To show off some of the potential performance difference available, I ported the FishIE benchmark to WebGL. Along the way I discovered some different problems and ways to solve them.
The problem, once the overhead of Canvas 2D is removed, is that FishIE very quickly becomes texture read bound. I noticed that the FishIE sprites have a lot of horizontal padding. This padding was included in the drawImage calls which causes us to do a bunch of texture reads for transparent pixels. Trimming this down a little gave a noticeable framerate boost.
An even bigger cause of texture bandwidth waste is that the demo uses a large sprite to draw a small fish. Fortunately, OpenGL has a great solution to this problem: mipmaps. Mipmaps let the GPU use smaller textures when drawing smaller fish, which can dramatically reduce the texture bandwidth required. They also improve the quality of small fish by eliminating the aliasing that occurs when downscaling by large amounts.

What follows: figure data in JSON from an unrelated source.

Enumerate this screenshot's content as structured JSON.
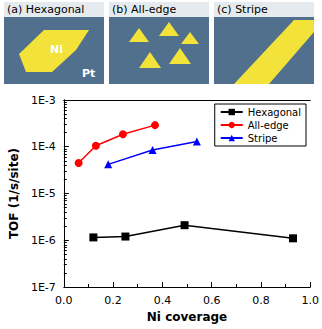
{
  "chart_data": {
    "type": "line",
    "panels": [
      "(a) Hexagonal",
      "(b) All-edge",
      "(c) Stripe"
    ],
    "annotations": [
      "Ni",
      "Pt"
    ],
    "x_label": "Ni coverage",
    "y_label": "TOF (1/s/site)",
    "log": "y",
    "grid": false,
    "legend": "upper right",
    "xlim": [
      0,
      1.0
    ],
    "xticks": [
      {
        "value": 0,
        "label": "0.0"
      },
      0.2,
      0.4,
      0.6,
      0.8,
      {
        "value": 1.0,
        "label": "1.0"
      }
    ],
    "ylim": [
      1e-07,
      0.001
    ],
    "yticks": [
      {
        "value": 1e-07,
        "label": "1E-7"
      },
      {
        "value": 1e-06,
        "label": "1E-6"
      },
      {
        "value": 1e-05,
        "label": "1E-5"
      },
      {
        "value": 0.0001,
        "label": "1E-4"
      },
      {
        "value": 0.001,
        "label": "1E-3"
      }
    ],
    "series": [
      {
        "name": "Hexagonal",
        "color": "#000000",
        "marker": "square",
        "x": [
          0.12,
          0.25,
          0.49,
          0.93
        ],
        "values": [
          1.15e-06,
          1.2e-06,
          2.1e-06,
          1.1e-06
        ]
      },
      {
        "name": "All-edge",
        "color": "#ff0000",
        "marker": "circle",
        "x": [
          0.06,
          0.13,
          0.24,
          0.37
        ],
        "values": [
          4.5e-05,
          0.000105,
          0.000185,
          0.00029
        ]
      },
      {
        "name": "Stripe",
        "color": "#0000ff",
        "marker": "triangle",
        "x": [
          0.18,
          0.36,
          0.54
        ],
        "values": [
          4.2e-05,
          8.5e-05,
          0.00013
        ]
      }
    ]
  }
}
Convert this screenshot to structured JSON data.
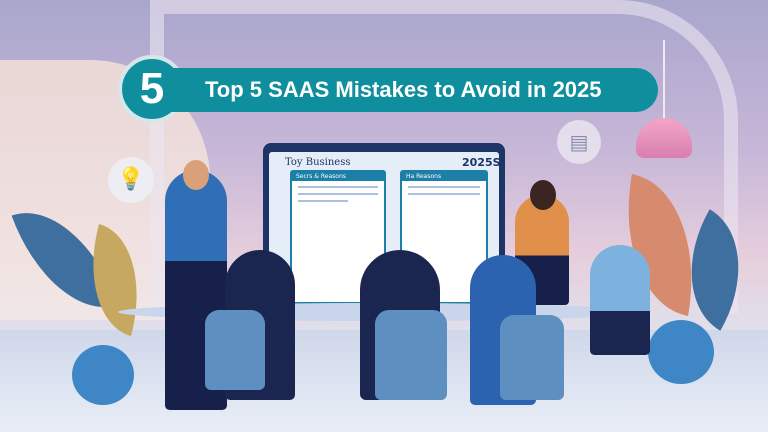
{
  "banner": {
    "number": "5",
    "title": "Top 5 SAAS Mistakes to Avoid in 2025",
    "color": "#0f8f9e"
  },
  "screen": {
    "title": "Toy Business",
    "year": "2025S",
    "panel_left": "Secrs & Reasons",
    "panel_right": "Ha Reasons"
  },
  "colors": {
    "monitor": "#1d3566",
    "accent": "#1b7fa8",
    "lamp": "#e08fb8"
  }
}
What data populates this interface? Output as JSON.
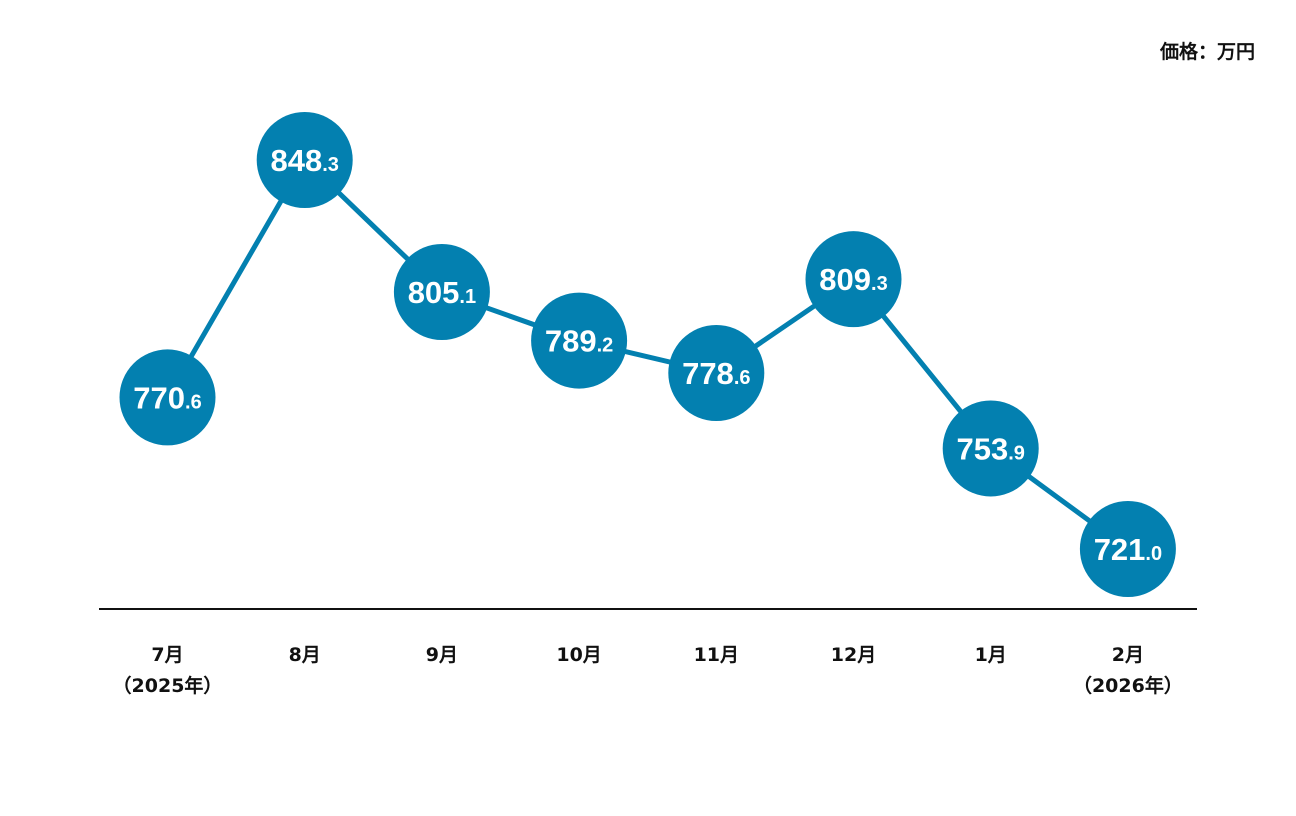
{
  "chart_data": {
    "type": "line",
    "unit_label": "価格：万円",
    "categories": [
      [
        "7月",
        "（2025年）"
      ],
      [
        "8月"
      ],
      [
        "9月"
      ],
      [
        "10月"
      ],
      [
        "11月"
      ],
      [
        "12月"
      ],
      [
        "1月"
      ],
      [
        "2月",
        "（2026年）"
      ]
    ],
    "series": [
      {
        "values": [
          770.6,
          848.3,
          805.1,
          789.2,
          778.6,
          809.3,
          753.9,
          721.0
        ]
      }
    ],
    "value_labels": [
      [
        "770",
        ".6"
      ],
      [
        "848",
        ".3"
      ],
      [
        "805",
        ".1"
      ],
      [
        "789",
        ".2"
      ],
      [
        "778",
        ".6"
      ],
      [
        "809",
        ".3"
      ],
      [
        "753",
        ".9"
      ],
      [
        "721",
        ".0"
      ]
    ],
    "ylim": [
      700,
      860
    ],
    "grid": false,
    "colors": {
      "series": "#0380b0",
      "label_text": "#ffffff",
      "axis": "#111111"
    }
  }
}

Mipmapping is a good example of the flexibility that WebGL allows. Canvas 2D aims to be an easy to use API for drawing pictures, but this ease of use comes at some cost. First, the Canvas 2D implementation has to guess the intents of the author. For example drawImage on OS X does a high quality lanczos down scaling of the image. Direct2D just does a quick bilinear down scale. This makes it difficult for authors to know how fast drawImage will be. Further, because the design of Canvas 2D is inspired by an API for describing print jobs, it's not well suited to reusing data between paints.
Try out the difference with these two modified versions of FishIE: The method I used to port FishIE to WebGL is pretty straight forward so I expect that any of the other benchmarks listed above could also be easily ported to WebGL.
Pushing the limits
Once the number of fish becomes high enough we run into Javascript performance problems. FishIE has some Javascript problems that make things worse than they need to be. First, it loops over the fish with "for (var fishie in fish) {". This can end up using 10% of the total CPU time. The problem with this code is that converts all of the array indices to strings and then uses those strings to index into the array. It also has the problem that any additional properties added to the array will also show up as index values, which is likely not the intent of the author.Second, each fish object includes a swim() method. Unfortunately, in the FishIE source swim() is a closure inside the Fish() object. This means that the swim() method is different for each Fish which makes things worse for Javascript engines.
Fixing both of these problems, and making the fish really small lets us get an idea of how many sprites we can actually push around. Here's a final version. If I disable the method jit (bug 637878) and run at an even window size (bug 637894) I can do 60000 fish at 30fps, which I think is pretty impressive compared to the 1000 that the original Microsoft demo does.